The number of COVID-19 cases continues to drop sharply, but the Delta variant could still lead to a fourth wave: modeling – –

The number of COVID-19 cases continues to decline sharply across much of Ontario and although there is still a risk that the province will experience a fourth wave of the pandemic once the Delta variant becomes dominant early in the year. summer, said the co-chair of the Ontario Science Table. that such a surge is “highly unlikely”.

Ontario’s science advisory table released new projections on Thursday on the eve of the province’s partial reopening.

The projections are based on three possible scenarios for the next two months, all of which take into consideration the spread of the Delta variant.

In the best and most likely scenario, the number of daily cases will continue to gradually decline from their current level – a seven-day average of 617 – and fall below 300 by mid-August, then. that Ontario would likely be in the last stage of its plan to reopen. .

In a slightly more pessimistic scenario, meanwhile, the number of cases would decline over the next 10 days, but slowly start to rise again following Ontario’s partial reopening. By the end of July, Ontario would see about 800 or 900 new cases, although the numbers would start to decline as the schedule moved towards August.

Finally, in the worst-case scenario, the new, more infectious variant would lead to a fourth wave of the pandemic in which the number of daily cases would increase exponentially and reach 2,500 by mid-August.

The co-chair of the scientific table, Dr Adalsteinn Brown, however stressed in a press conference that such a scenario is “highly unlikely” and would only occur with a 100% increase in transmission.

“This is not an apocalyptic scenario. We believe that if we are able to really pursue a high-risk community-based vaccination strategy and do it very quickly and quickly, we have a good chance of controlling the Delta variant and in fact a very good chance of passing. a good summer, ”he said. “When we say this is the dominant form of the virus, it just means that it makes up the largest percentage of cases, not necessarily that it absolutely grows.
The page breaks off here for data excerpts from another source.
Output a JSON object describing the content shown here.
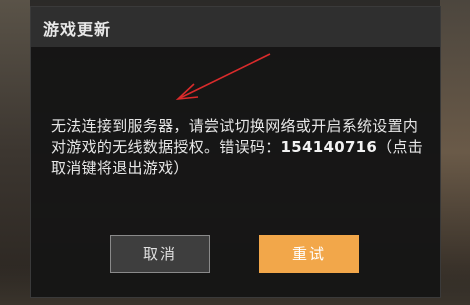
{
  "dialog": {
    "title": "游戏更新",
    "message_prefix": "无法连接到服务器，请尝试切换网络或开启系统设置内对游戏的无线数据授权。错误码：",
    "error_code": "154140716",
    "message_suffix": "（点击取消键将退出游戏）",
    "cancel_label": "取消",
    "retry_label": "重试"
  },
  "colors": {
    "accent": "#f2a74a",
    "annotation_arrow": "#d92b2b"
  },
  "icons": {
    "annotation": "red-arrow-icon"
  }
}
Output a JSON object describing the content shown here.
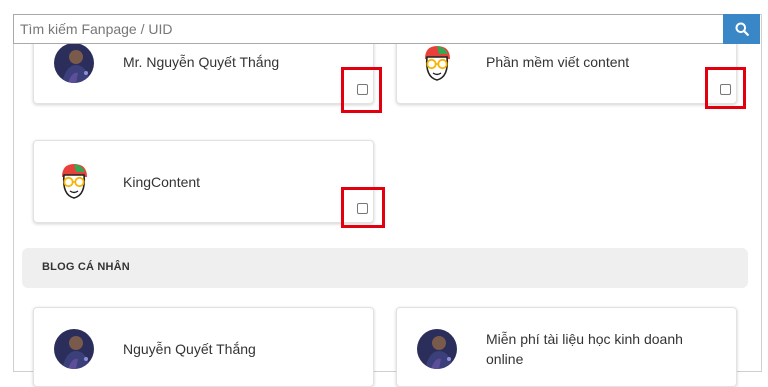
{
  "search": {
    "placeholder": "Tìm kiếm Fanpage / UID",
    "button_icon": "search-icon"
  },
  "cards": [
    {
      "name": "Mr. Nguyễn Quyết Thắng",
      "avatar": "person-avatar",
      "checked": false,
      "highlighted": true
    },
    {
      "name": "Phần mềm viết content",
      "avatar": "kingcontent-logo",
      "checked": false,
      "highlighted": true
    },
    {
      "name": "KingContent",
      "avatar": "kingcontent-logo",
      "checked": false,
      "highlighted": true
    }
  ],
  "section": {
    "title": "BLOG CÁ NHÂN"
  },
  "blog_cards": [
    {
      "name": "Nguyễn Quyết Thắng",
      "avatar": "person-avatar"
    },
    {
      "name_line1": "Miễn phí tài liệu học kinh doanh",
      "name_line2": "online",
      "avatar": "person-avatar"
    }
  ],
  "colors": {
    "accent": "#3a87c8",
    "highlight": "#e2000e",
    "section_bg": "#efefef"
  }
}
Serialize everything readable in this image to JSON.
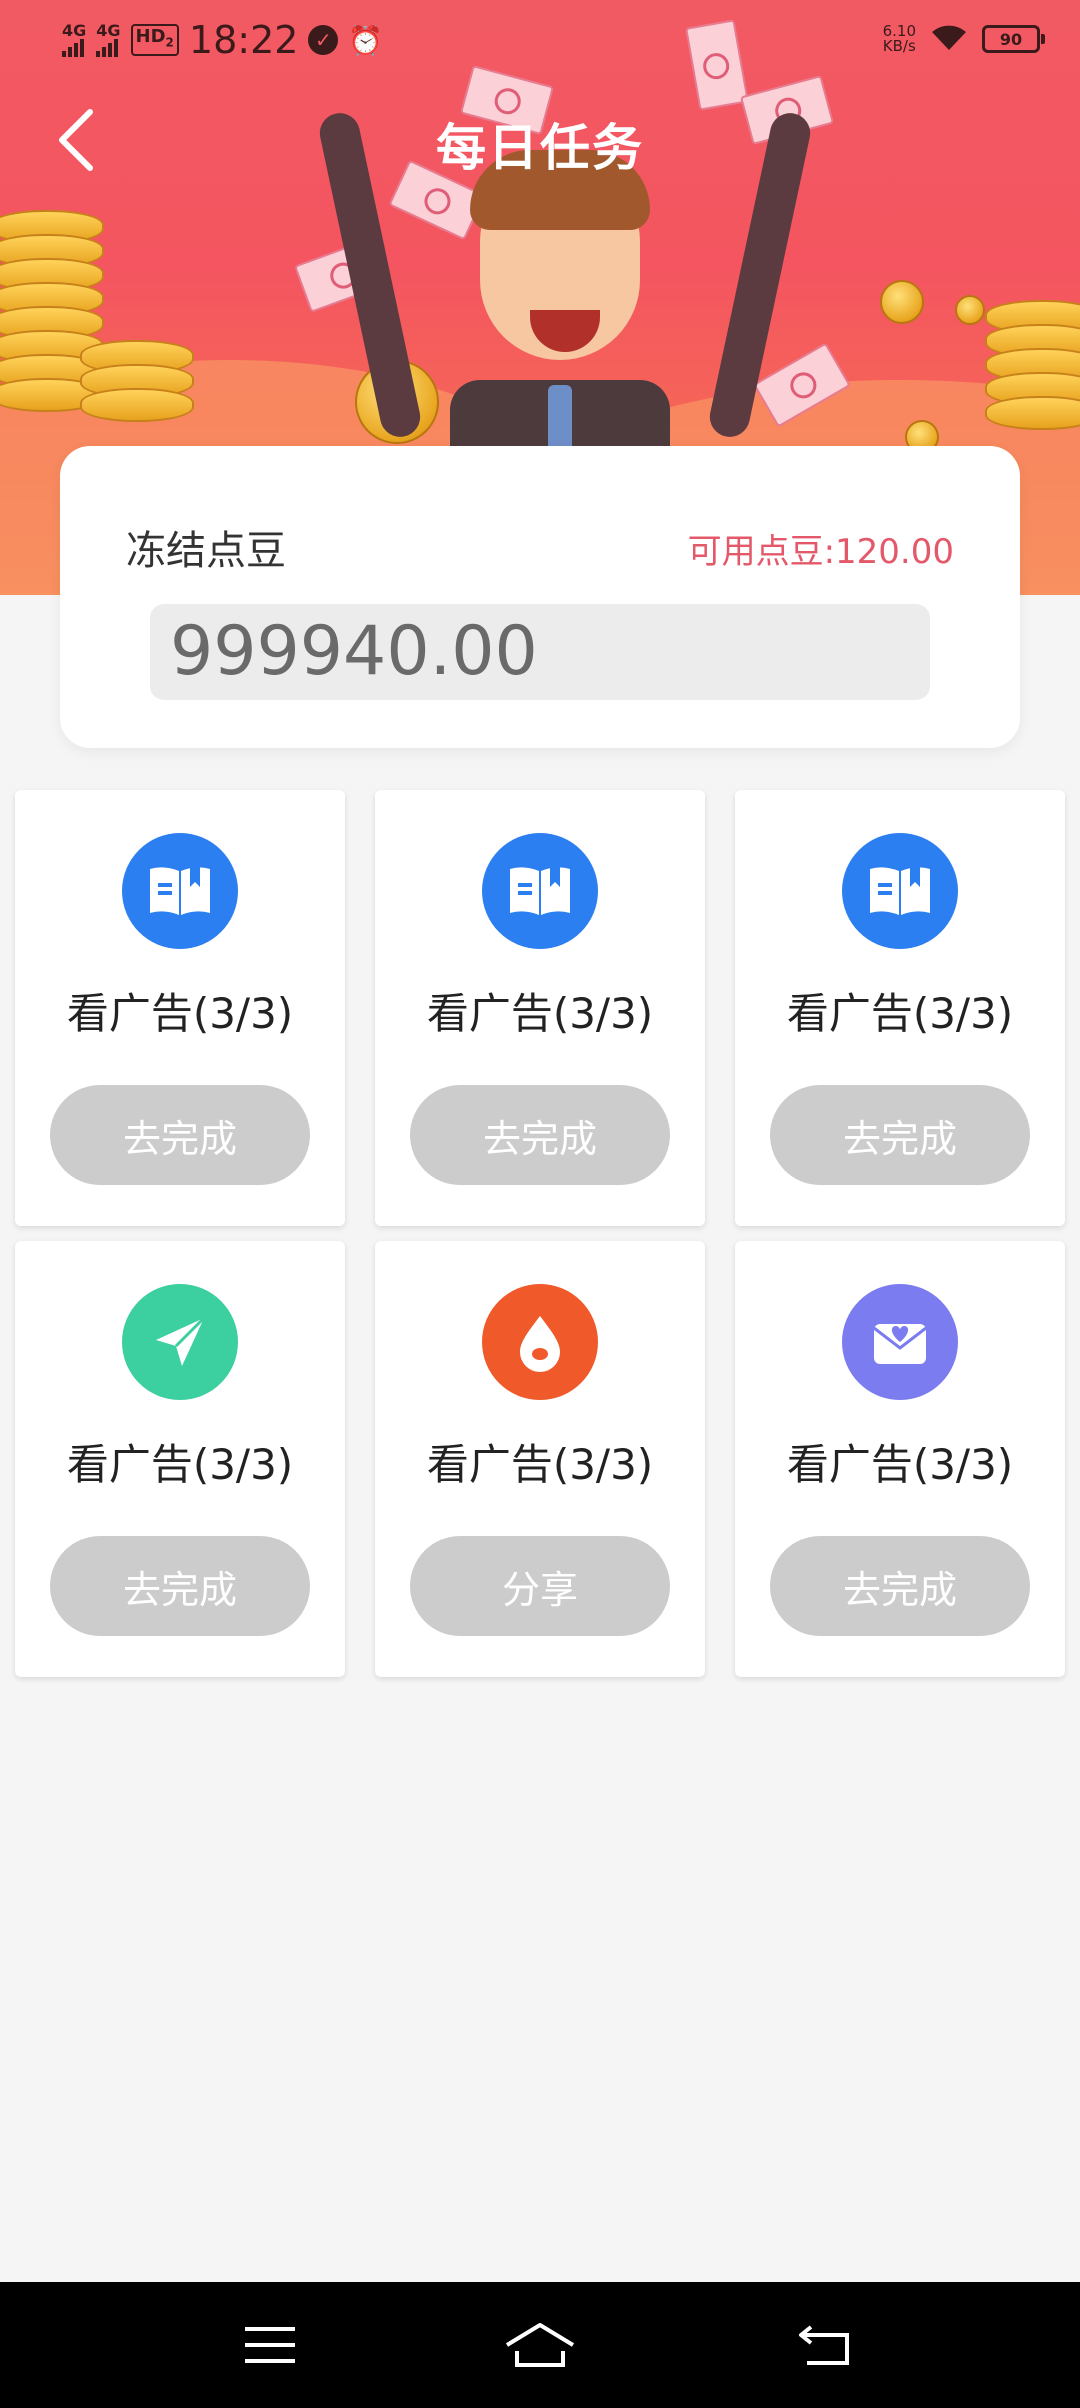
{
  "status_bar": {
    "network1": "4G",
    "network2": "4G",
    "hd": "HD",
    "hd_sub": "2",
    "time": "18:22",
    "speed_value": "6.10",
    "speed_unit": "KB/s",
    "battery": "90"
  },
  "header": {
    "title": "每日任务",
    "back_icon": "chevron-left-icon"
  },
  "balance": {
    "frozen_label": "冻结点豆",
    "available_label": "可用点豆:120.00",
    "frozen_value": "999940.00"
  },
  "tasks": [
    {
      "label": "看广告(3/3)",
      "button": "去完成",
      "icon": "book-icon",
      "icon_color": "#2b7ff0"
    },
    {
      "label": "看广告(3/3)",
      "button": "去完成",
      "icon": "book-icon",
      "icon_color": "#2b7ff0"
    },
    {
      "label": "看广告(3/3)",
      "button": "去完成",
      "icon": "book-icon",
      "icon_color": "#2b7ff0"
    },
    {
      "label": "看广告(3/3)",
      "button": "去完成",
      "icon": "paper-plane-icon",
      "icon_color": "#3ccf9f"
    },
    {
      "label": "看广告(3/3)",
      "button": "分享",
      "icon": "flame-drop-icon",
      "icon_color": "#f05a2a"
    },
    {
      "label": "看广告(3/3)",
      "button": "去完成",
      "icon": "heart-envelope-icon",
      "icon_color": "#7b7cf0"
    }
  ],
  "colors": {
    "accent": "#e4596a",
    "button_disabled": "#cccccc",
    "banner_top": "#f25a63"
  },
  "navbar": {
    "menu_icon": "menu-icon",
    "home_icon": "home-icon",
    "back_icon": "back-arrow-icon"
  }
}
In fact, the number of reproductions of the Delta variant has been below one for a few days now. “

The variant can spread in partially vaccinated individuals

The presence of the Delta variant in Ontario has raised concerns as it is said to be 50% more contagious and may be more likely to spread among partially vaccinated people.

But Brown said he believed it could be controlled by speeding up second doses in hot spot communities experiencing a rapid increase in Delta cases.

Modeling suggests that the current high-risk community strategy used by the province reduces the number of cases by 39% compared to the strictly age-based approach used earlier in Wave 3.

“I think it’s essential to try to get that first dose to as many people as possible across the province and to speed up that second dose in high-risk communities in the Delta so that we can protect ourselves from the disease. kind of push we’ve seen in the UK, ”Brown said.

The intensive care occupancy rate will continue to decline

The modeling released Thursday does not differ significantly from the latest set of projections released by the Scientific Table three weeks ago.

But it gives added hope that life may soon return to something near normal, even in overworked Ontario hospitals.

In fact, in all three scenarios examined by the modelers, the number of COVID-19 patients in intensive care would drop to around 200 in early July, which is the time when most hospitals can comfortably resume elective care and stop widespread transfers. of patients.

The modelers also took a closer look at the access to care deficit and found that urgent surgeries saw a 150% increase over last year, suggesting that some hospitals may already begin to reduce a surgical backlog that would have exceeded 250,000. procedures.

“Our hospitals are still overloaded, but as the numbers drop to increasingly manageable levels we will need to start rebuilding our society and its institutions,” Brown said.